Esse não é o tipo de livro que eu recomendaria para você emprestar para sua prima pré-adolescente ou para sua avó (certamente ela ficaria chocada). Embora eu super recomende o livro por ser uma leitura muito interessante, você precisa ter a mente muito aberta e uma cabeça muito boa para entender o livro e não julgá-lo mal. Você precisa entrar na história e viver o contexto dos personagens, a realidade deles, para conseguir compreender tudo o que acontece sem ficar apavorado.

PDRR não é um livro 'fácil de digerir', aceitar ou compreender, mas se você se adaptar a esses pontos poderá gostar tanto quando eu. A minha dica é não ficar impressionada com as cenas fortes que você lerá. E também acredito que se você tem convicções religiosas ou morais muito restritas e inflexíveis, não será seu melhor tipo de leitura, pois o livro é bem contraditório. Ele é denso, tenso, despudorado e até um pouco depressivo. Incrivelmente, isso só me fez admirá-lo mais (embora eu não seja uma tresloucada). Acho que a autora conseguiu ser de uma sensibilidade – minha opinião – incrível, retratando algo tão forte. Eu consegui me colocar nas situação mesmo sem viver – nem de perto – situações parecidas (e nem gostaria, pra ser sincera).

Eu já sabia o que me esperava ao começar a leitura, mas fui surpreendida por um enredo diferente de tudo o que já li. Achava o assunto interessante, mas ler sobre isso de uma forma tão explicita me deixou realmente aflita, ansiosa, curiosa! Para muitos, pode incomodar a aparente rapidez com que as coisas acontecem, mas como eu expliquei, é um livro intenso e a velocidade da narrativa serve para mostrar o quanto as coisas são agitadas na vida dos protagonistas. Acho também que a diagramação pode deixar os mais exigentes um pouco confusos, já que muitas vezes os cenários mudam sem ter uma 'separação' certinha. É tudo rápido e de um parágrafo para outro tudo pode se transformar.

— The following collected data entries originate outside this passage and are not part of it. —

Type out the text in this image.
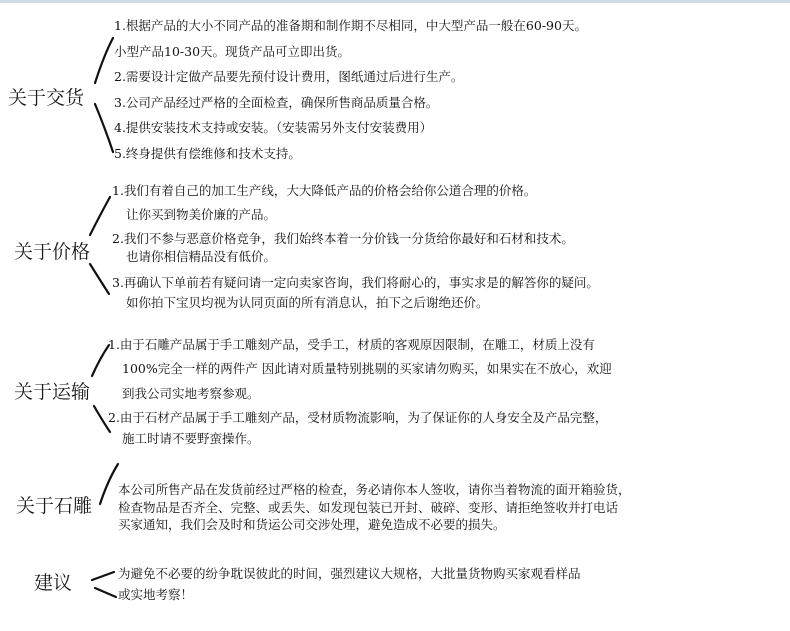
关于交货
1.根据产品的大小不同产品的准备期和制作期不尽相同，中大型产品一般在60-90天。
小型产品10-30天。现货产品可立即出货。
2.需要设计定做产品要先预付设计费用，图纸通过后进行生产。
3.公司产品经过严格的全面检查，确保所售商品质量合格。
4.提供安装技术支持或安装。（安装需另外支付安装费用）
5.终身提供有偿维修和技术支持。
关于价格
1.我们有着自己的加工生产线，大大降低产品的价格会给你公道合理的价格。
让你买到物美价廉的产品。
2.我们不参与恶意价格竞争，我们始终本着一分价钱一分货给你最好和石材和技术。
也请你相信精品没有低价。
3.再确认下单前若有疑问请一定向卖家咨询，我们将耐心的，事实求是的解答你的疑问。
如你拍下宝贝均视为认同页面的所有消息认，拍下之后谢绝还价。
关于运输
1.由于石雕产品属于手工雕刻产品，受手工，材质的客观原因限制，在雕工，材质上没有
100%完全一样的两件产 因此请对质量特别挑剔的买家请勿购买，如果实在不放心，欢迎
到我公司实地考察参观。
2.由于石材产品属于手工雕刻产品，受材质物流影响，为了保证你的人身安全及产品完整，
施工时请不要野蛮操作。
关于石雕
本公司所售产品在发货前经过严格的检查，务必请你本人签收，请你当着物流的面开箱验货，
检查物品是否齐全、完整、或丢失、如发现包装已开封、破碎、变形、请拒绝签收并打电话
买家通知，我们会及时和货运公司交涉处理，避免造成不必要的损失。
建议	为避免不必要的纷争耽误彼此的时间，强烈建议大规格，大批量货物购买家观看样品
或实地考察！
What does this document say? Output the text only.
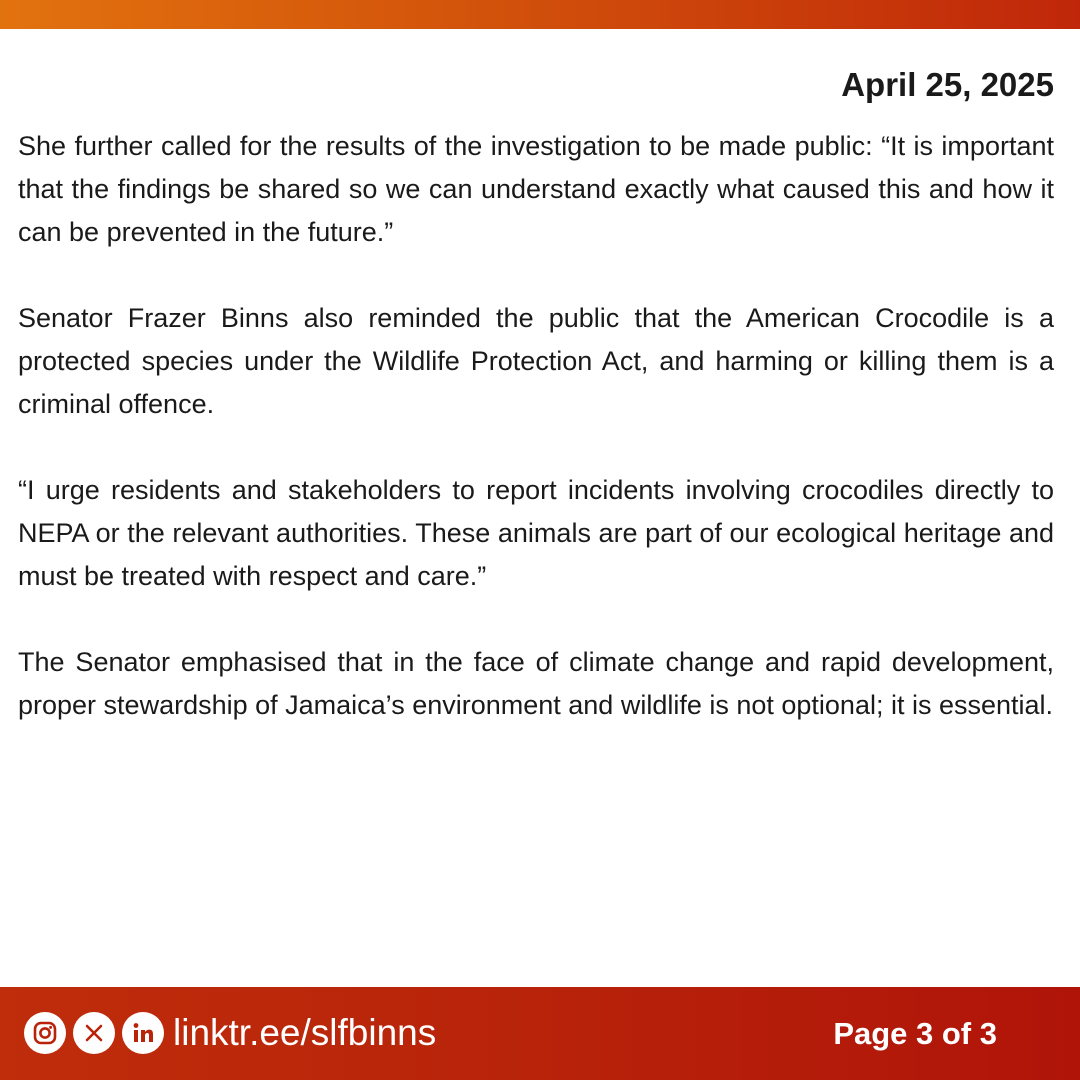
April 25, 2025

She further called for the results of the investigation to be made public: “It is important that the findings be shared so we can understand exactly what caused this and how it can be prevented in the future.”

Senator Frazer Binns also reminded the public that the American Crocodile is a protected species under the Wildlife Protection Act, and harming or killing them is a criminal offence.

“I urge residents and stakeholders to report incidents involving crocodiles directly to NEPA or the relevant authorities. These animals are part of our ecological heritage and must be treated with respect and care.”

The Senator emphasised that in the face of climate change and rapid development, proper stewardship of Jamaica’s environment and wildlife is not optional; it is essential.

linktr.ee/slfbinns	Page 3 of 3
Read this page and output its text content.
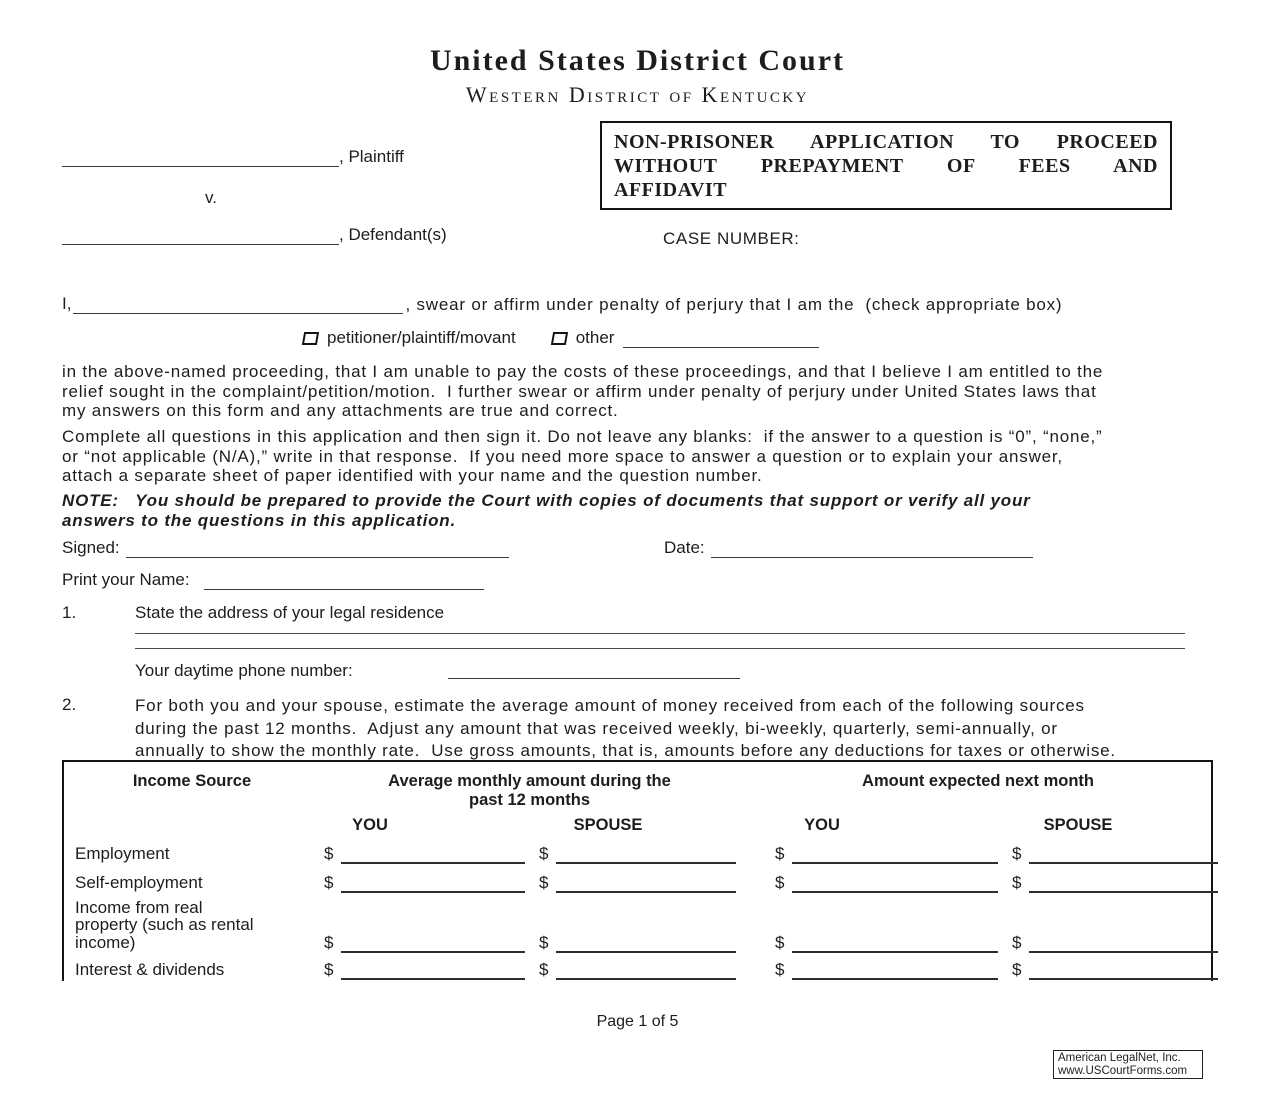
United States District Court
Western District of Kentucky
, Plaintiff
v.
, Defendant(s)
NON-PRISONER APPLICATION TO PROCEED
WITHOUT PREPAYMENT OF FEES AND
AFFIDAVIT
CASE NUMBER:
I,	, swear or affirm under penalty of perjury that I am the  (check appropriate box)
petitioner/plaintiff/movant	other
in the above-named proceeding, that I am unable to pay the costs of these proceedings, and that I believe I am entitled to the
relief sought in the complaint/petition/motion.  I further swear or affirm under penalty of perjury under United States laws that
my answers on this form and any attachments are true and correct.
Complete all questions in this application and then sign it. Do not leave any blanks:  if the answer to a question is “0”, “none,”
or “not applicable (N/A),” write in that response.  If you need more space to answer a question or to explain your answer,
attach a separate sheet of paper identified with your name and the question number.
NOTE:   You should be prepared to provide the Court with copies of documents that support or verify all your
answers to the questions in this application.
Signed:	Date:
Print your Name:
1.	State the address of your legal residence
Your daytime phone number:
2.	For both you and your spouse, estimate the average amount of money received from each of the following sources
during the past 12 months.  Adjust any amount that was received weekly, bi-weekly, quarterly, semi-annually, or
annually to show the monthly rate.  Use gross amounts, that is, amounts before any deductions for taxes or otherwise.
Income Source	Average monthly amount during the
past 12 months
Amount expected next month
YOU	SPOUSE	YOU	SPOUSE
Employment	$	$	$	$
Self-employment	$	$	$	$
Income from real
property (such as rental
income)	$	$	$	$
Interest & dividends	$	$	$	$
Page 1 of 5
American LegalNet, Inc.
www.USCourtForms.com
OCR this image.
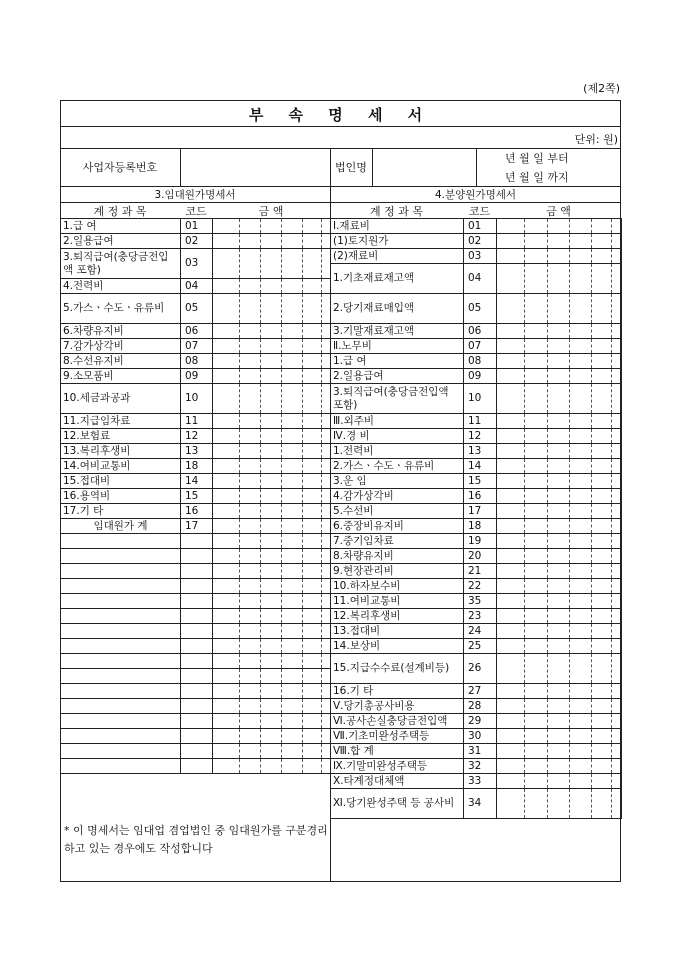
(제2쪽)
부 속 명 세 서
단위: 원)
사업자등록번호	법인명
년 월 일 부터
년 월 일 까지
3.임대원가명세서	4.분양원가명세서
계 정 과 목	코드	금 액	계 정 과 목	코드	금 액
1.급 여	01	

2.일용급여	02	

3.퇴직급여(충당금전입액 포함)	03	

4.전력비	04	

5.가스ㆍ수도ㆍ유류비	05	

6.차량유지비	06	

7.감가상각비	07	

8.수선유지비	08	

9.소모품비	09	

10.세금과공과	10	

11.지급임차료	11	

12.보험료	12	

13.복리후생비	13	

14.여비교통비	18	

15.접대비	14	

16.용역비	15	

17.기 타	16	

임대원가 계	17	

Ⅰ.재료비	01	

(1)토지원가	02	

(2)재료비	03	

1.기초재료재고액	04	

2.당기재료매입액	05	

3.기말재료재고액	06	

Ⅱ.노무비	07	

1.급 여	08	

2.일용급여	09	

3.퇴직급여(충당금전입액 포함)	10	

Ⅲ.외주비	11	

Ⅳ.경 비	12	

1.전력비	13	

2.가스ㆍ수도ㆍ유류비	14	

3.운 임	15	

4.감가상각비	16	

5.수선비	17	

6.중장비유지비	18	

7.중기임차료	19	

8.차량유지비	20	

9.현장관리비	21	

10.하자보수비	22	

11.여비교통비	35	

12.복리후생비	23	

13.접대비	24	

14.보상비	25	

15.지급수수료(설계비등)	26	

16.기 타	27	

Ⅴ.당기총공사비용	28	

Ⅵ.공사손실충당금전입액	29	

Ⅶ.기초미완성주택등	30	

Ⅷ.합 계	31	

Ⅸ.기말미완성주택등	32	

Ⅹ.타계정대체액	33	

Ⅺ.당기완성주택 등 공사비	34	
* 이 명세서는 임대업 겸업법인 중 임대원가를 구분경리하고 있는 경우에도 작성합니다
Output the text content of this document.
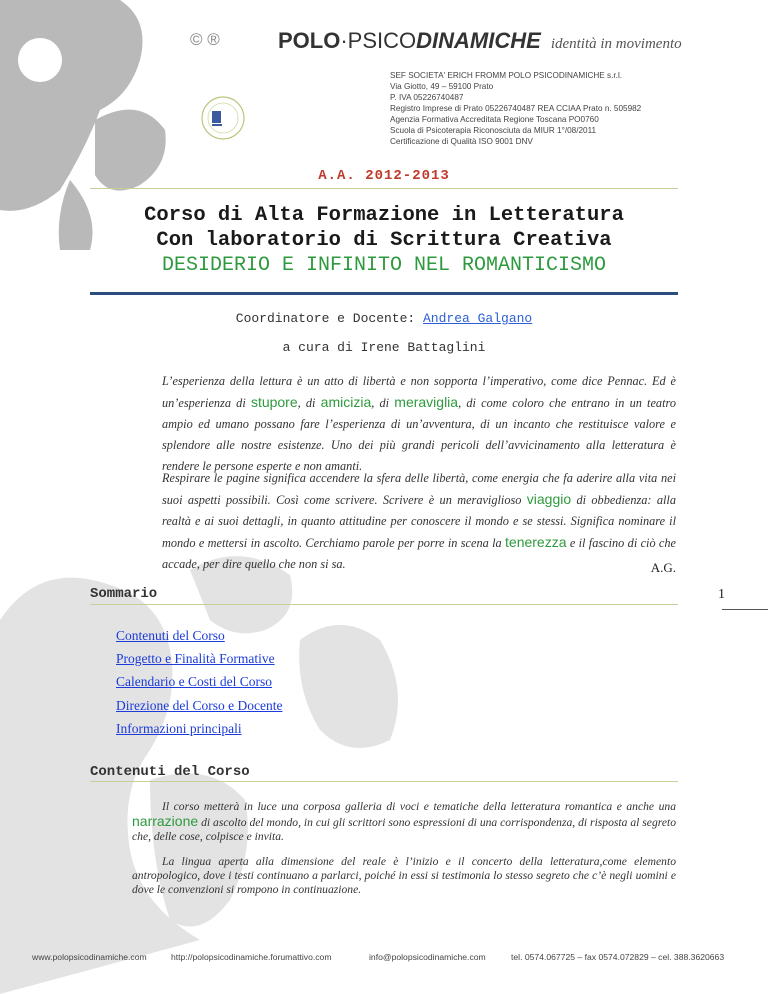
© ®	POLO·PSICODINAMICHE identità in movimento
SEF SOCIETA' ERICH FROMM POLO PSICODINAMICHE s.r.l.
Via Giotto, 49 – 59100 Prato
P. IVA 05226740487
Registro Imprese di Prato 05226740487 REA CCIAA Prato n. 505982
Agenzia Formativa Accreditata Regione Toscana PO0760
Scuola di Psicoterapia Riconosciuta da MIUR 1°/08/2011
Certificazione di Qualità ISO 9001 DNV
A.A. 2012-2013
Corso di Alta Formazione in Letteratura
Con laboratorio di Scrittura Creativa
DESIDERIO E INFINITO NEL ROMANTICISMO
Coordinatore e Docente: Andrea Galgano
a cura di Irene Battaglini

L’esperienza della lettura è un atto di libertà e non sopporta l’imperativo, come dice Pennac. Ed è un’esperienza di stupore, di amicizia, di meraviglia, di come coloro che entrano in un teatro ampio ed umano possano fare l’esperienza di un’avventura, di un incanto che restituisce valore e splendore alle nostre esistenze. Uno dei più grandi pericoli dell’avvicinamento alla letteratura è rendere le persone esperte e non amanti.

Respirare le pagine significa accendere la sfera delle libertà, come energia che fa aderire alla vita nei suoi aspetti possibili. Così come scrivere. Scrivere è un meraviglioso viaggio di obbedienza: alla realtà e ai suoi dettagli, in quanto attitudine per conoscere il mondo e se stessi. Significa nominare il mondo e mettersi in ascolto. Cerchiamo parole per porre in scena la tenerezza e il fascino di ciò che accade, per dire quello che non si sa.	A.G.
Sommario	1
Contenuti del Corso
Progetto e Finalità Formative
Calendario e Costi del Corso
Direzione del Corso e Docente
Informazioni principali
Contenuti del Corso

Il corso metterà in luce una corposa galleria di voci e tematiche della letteratura romantica e anche una narrazione di ascolto del mondo, in cui gli scrittori sono espressioni di una corrispondenza, di risposta al segreto che, delle cose, colpisce e invita.

La lingua aperta alla dimensione del reale è l’inizio e il concerto della letteratura,come elemento antropologico, dove i testi continuano a parlarci, poiché in essi si testimonia lo stesso segreto che c’è negli uomini e dove le convenzioni si rompono in continuazione.

www.polopsicodinamiche.com	http://polopsicodinamiche.forumattivo.com	info@polopsicodinamiche.com	tel. 0574.067725 – fax 0574.072829 – cel. 388.3620663
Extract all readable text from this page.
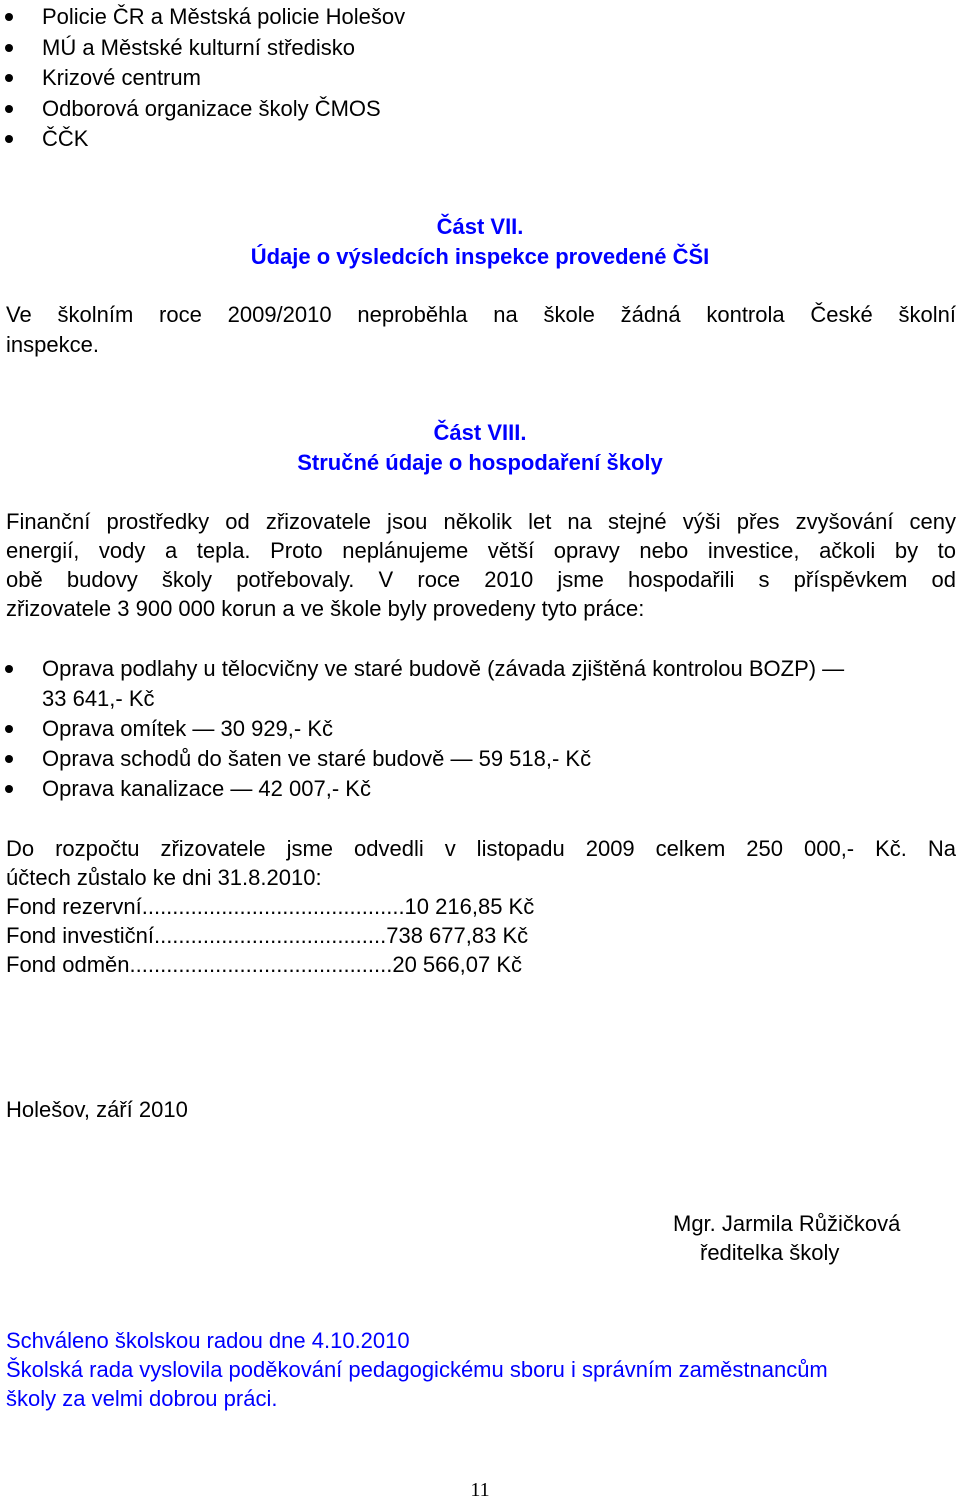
Policie ČR a Městská policie Holešov
MÚ a Městské kulturní středisko
Krizové centrum
Odborová organizace školy ČMOS
ČČK
Část VII.
Údaje o výsledcích inspekce provedené ČŠI
Ve školním roce 2009/2010 neproběhla na škole žádná kontrola České školní
inspekce.
Část VIII.
Stručné údaje o hospodaření školy
Finanční prostředky od zřizovatele jsou několik let na stejné výši přes zvyšování ceny
energií, vody a tepla. Proto neplánujeme větší opravy nebo investice, ačkoli by to
obě budovy školy potřebovaly. V roce 2010 jsme hospodařili s příspěvkem od
zřizovatele 3 900 000 korun a ve škole byly provedeny tyto práce:
Oprava podlahy u tělocvičny ve staré budově (závada zjištěná kontrolou BOZP) —
33 641,- Kč
Oprava omítek — 30 929,- Kč
Oprava schodů do šaten ve staré budově — 59 518,- Kč
Oprava kanalizace — 42 007,- Kč
Do rozpočtu zřizovatele jsme odvedli v listopadu 2009 celkem 250 000,- Kč. Na
účtech zůstalo ke dni 31.8.2010:
Fond rezervní...........................................10 216,85 Kč
Fond investiční......................................738 677,83 Kč
Fond odměn...........................................20 566,07 Kč
Holešov, září 2010
Mgr. Jarmila Růžičková
ředitelka školy
Schváleno školskou radou dne 4.10.2010
Školská rada vyslovila poděkování pedagogickému sboru i správním zaměstnancům
školy za velmi dobrou práci.
11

Terminar a leitura foi um choque. Eu já estava esperando por tudo (e você deve esperar), mas a tensão final foi tão forte que eu quase me descabelei. Na verdade, apesar do fim ter me deixado desolada, eu acredito que tenha sido o final perfeito, perante tudo o que aconteceu. O livro me deixou de uma forma que eu penso em relê-lo e omitir o fim, só pra poder fazer o meu happy ending, pois em muitos momentos eu tive vontade de mudar o que estava acontecendo!

Sinto muito galera, acho que minha resenha não passou nem 10 % do que eu realmente senti com essa leitura, mas eu fiz o máximo para tal. Se tiverem coragem e/ou curiosidade leiam, é interessantíssimo!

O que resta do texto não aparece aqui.